The 'impossible to fall out of a tree' is referred to in the article as "Dichotomy Paradox". In short: in order to fall from the tree to the ground, you must first fall halfway. To fall halfway you must first fall a quarter of the way, and before that an eighth and so on. In fact before travelling ANY DISTANCE AT ALL there is some distance you must travel before doing it. Hence you can never move at all, because there is always some other step (moving a smaller distance) that you must do first.

It's important to note that Zeno (apparently unlike Xeno) didn't believe that movement was impossible, but was pointing it out as a philosophical problem. Essentially he says "Logic tells us this, but this is obviously not true, so where is our logic wrong?". Finding the flaw is quite challenging, and led to some very important mathematical discoveries.

  • You are overall correct, but let me point out the Arrow Paradox and Achilles and the Tortoise are two separate paradoxes :)
    – Andres F.
    Commented Apr 2, 2013 at 21:36
  • 2
    It was later in the pub though that Xeno came to refute his own hypothesis. I believe the conversation went thusly "So if I try punch you in the face, my fist will never hit you?" Shortly there after Xeno got punched in the face. P.S. I just made that up, but honestly when someone tries to argue that reality isn't real I always offer to punch them in the face (or if they're particularly obnoxious and male, kick em in the plums) cause it all starts feeling very real then :) Commented Apr 3, 2013 at 7:59
  • 5
    @BinaryWorrier In the Discworld novels, the whole point of said philosophers is that they will argue endlessly about anything. In Small Gods, some Ephebian philosophers "prove" the gods don't exist, after which they seek shelter to avoid the wrath of said gods.
    – Andres F.
    Commented Apr 4, 2013 at 5:32
  • 13
    An old joke goes like this: A Mathematician, a Physicist, and an Engineer are at a school dance. All the boys are one one side of the gym, all the girls on the other. Every few seconds they close half the distance between them. When asked how long it will take them to meet, the Physicist says, "never," the Mathematician says, "an infinite amount of time," and the Engineer says, "in a couple of minutes they'll be close enough for all practical purposes."
    – John Bode
    Commented Apr 4, 2013 at 18:38
  • 3
    Old question, I know, but I do wonder how they ever managed to get to the pub?
    – Steve Ives
    Commented Jul 18, 2016 at 12:33

Pratchett is referring to one of Zeno's paradoxes, outlined by the Greek philosopher that is the basis for the Ephebian philosopher.

Loosely paraphrased, the Arrow paradox talks about how taking an analog, continuous motion (the arrow flying towards the target, and in this case a man falling out of a tree) becomes impossible if you break down the motion into discrete steps. No movement occurs in any discrete step, but if the whole is comprised of the steps, how can it have movement?

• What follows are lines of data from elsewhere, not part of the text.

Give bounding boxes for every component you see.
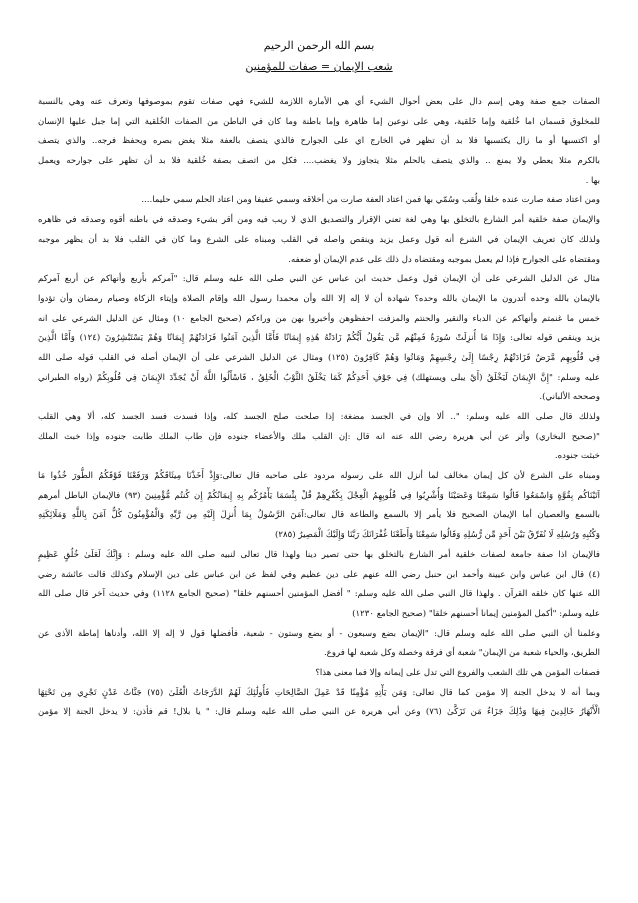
document-heading <box>38 59 600 74</box>
text-line: خمس ما غنمتم وأنهاكم عن الدباء والنقير والحنتم والمزفت احفظوهن وأخبروا بهن من وراءكم (صحيح الجامع ١٠) ومثال عن الدليل الشرعي على انه <box>38 313 600 324</box>
text-line: للمخلوق قسمان اما خُلقية وإما خَلقية، وهي على نوعين إما ظاهرة وإما باطنة وما كان في الباطن من الصفات الخُلقية التي إما جبل عليها الإنسان <box>38 116 600 127</box>
text-line: وَكُتُبِهِ وَرُسُلِهِ لَا نُفَرِّقُ بَيْنَ أَحَدٍ مِّن رُّسُلِهِ وَقَالُوا سَمِعْنَا وَأَطَعْنَا غُفْرَانَكَ رَبَّنَا وَإِلَيْكَ الْمَصِيرُ (٢٨٥) <box>275 530 600 541</box>
basmala: بسم الله الرحمن الرحيم <box>263 39 375 52</box>
text-line: وعلمنا أن النبي صلى الله عليه وسلم قال: "الإيمان بضع وسبعون - أو بضع وستون - شعبة، فأفضلها قول لا إله إلا الله، وأدناها إماطة الأذى عن <box>38 628 600 639</box>
text-line: وصححه الألباني). <box>539 392 600 403</box>
text-line: يزيد وينقص قوله تعالى: وَإِذَا مَا أُنزِلَتْ سُورَةٌ فَمِنْهُم مَّن يَقُولُ أَيُّكُمْ زَادَتْهُ هَٰذِهِ إِيمَانًا فَأَمَّا الَّذِينَ آمَنُوا فَزَادَتْهُمْ إِيمَانًا وَهُمْ يَسْتَبْشِرُونَ (١٢٤) وَأَمَّا الَّذِينَ <box>38 333 600 344</box>
text-line: ومبناه على الشرع لأن كل إيمان مخالف لما أنزل الله على رسوله مردود على صاحبه قال تعالى:وَإِذْ أَخَذْنَا مِيثَاقَكُمْ وَرَفَعْنَا فَوْقَكُمُ الطُّورَ خُذُوا مَا <box>38 471 600 482</box>
text-line: الصفات جمع صفة وهي إسم دال على بعض أحوال الشيء أي هي الأمارة اللازمة للشيء فهي صفات تقوم بموصوفها وتعرف عنه وهي بالنسبة <box>38 97 600 107</box>
text-line: بالكرم مثلا يعطي ولا يمنع .. والذي يتصف بالحلم مثلا يتجاوز ولا يغضب.... فكل من اتصف بصفة خُلقية فلا بد أن تظهر على جوارحه ويعمل <box>38 156 600 167</box>
heading-text: شعب الإيمان = صفات للمؤمنين <box>245 60 393 73</box>
text-line: ومقتضاه على الجوارح فإذا لم يعمل بموجبه ومقتضاه دل ذلك على عدم الإيمان أو ضعفه. <box>288 254 600 265</box>
text-line: فالإيمان اذا صفة جامعة لصفات خلقية أمر الشارع بالتخلق بها حتى تصير دينا ولهذا قال تعالى لنبيه صلى الله عليه وسلم : وَإِنَّكَ لَعَلَىٰ خُلُقٍ عَظِيمٍ <box>38 549 600 560</box>
text-line: خبثت جنوده. <box>554 451 600 462</box>
text-line: والإيمان صفة خلقية أمر الشارع بالتخلق بها وهي لغة تعني الإقرار والتصديق الذي لا ريب فيه ومن أقر بشيء وصدقه في باطنه أقوه وصدقه في ظاهره <box>38 215 600 226</box>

  • If I understand correctly, you cannot fall from a tree, only choose to experience moments of levitation? :)
    – Eureka
    Commented Mar 9, 2013 at 9:49
  • It doesn't seem obvious to me that the "impossible to fall out of a tree" bit has to refer to the same idea explored in the Arrow Paradox before. Commented Mar 9, 2013 at 15:10
  • 3
    being as it's Xeno talking, he probably does have it on his mind.
    – jwenting
    Commented Mar 9, 2013 at 16:45
  • 1
    The Arrow paradox and the Dichotomy paradox, outlined in the link I gave, can both account for the "never reach the ground" statement in the original question. They are also two of the most famous paradoxes attributed to Zeno. The third paradox is the one with Achilles and the Tortoise, which is explicitly referenced (appropriately mangled, of course) in the same paragraph. Commented Mar 9, 2013 at 18:48

Not being aware of a variant of the Earthly Xeno's arguments that cover falling out of tree in particular I have always assumed that the author was simply giving us another example of the Disc's Xeno preferring pure logic over real world experience to the point of asserting things that are easily shown to be untrue.